I'm currently using FastAPI with Gunicorn/Uvicorn as my server engine. Inside FastAPI GET
method I'm using SentenceTransformer
model with GPU:
# ...
from sentence_transformers import SentenceTransformer
encoding_model = SentenceTransformer(model_name, device='cuda')
# ...
app = FastAPI()
@app.get("/search/")
def encode(query):
return encoding_model.encode(query).tolist()
# ...
def main():
uvicorn.run(app, host="127.0.0.1", port=8000)
if __name__ == "__main__":
main()
I'm using the following config for Gunicorn:
TIMEOUT 0
GRACEFUL_TIMEOUT 120
KEEP_ALIVE 5
WORKERS 10
Uvicorn has all default settings, and is started in docker container casually:
CMD ["uvicorn", "app.main:app", "--host", "0.0.0.0", "--port", "8000"]
So, inside docker container I have 10 gunicorn workers, each using GPU.

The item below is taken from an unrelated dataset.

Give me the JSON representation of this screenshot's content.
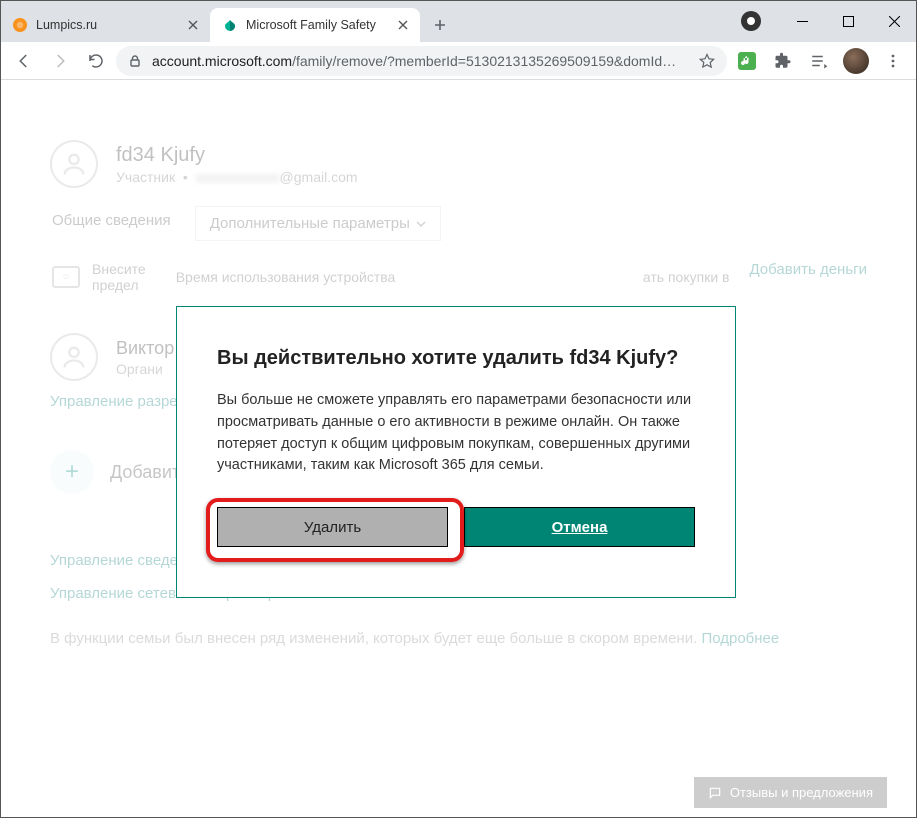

The problem is the following:
After some load my API fails with the following message:
torch.cuda.OutOfMemoryError: CUDA out of memory.
Tried to allocate 734.00 MiB
(GPU 0; 15.74 GiB total capacity;
11.44 GiB already allocated;
189.56 MiB free;
11.47 GiB reserved in total by PyTorch)
If reserved memory is >> allocated memory try setting max_split_size_mb to avoid fragmentation. See documentation for Memory Management and PYTORCH_CUDA_ALLOC_CONF
The problem was that there were 10 replicas of my transformer model on GPU, as @Chris mentioned above.
My solution was to use celery
as RPC manager (rabbitmq+redis backend setup) and a separate container for GPU-bound computations, so now there is only one instance of my model on GPU, and no race between different processes' models.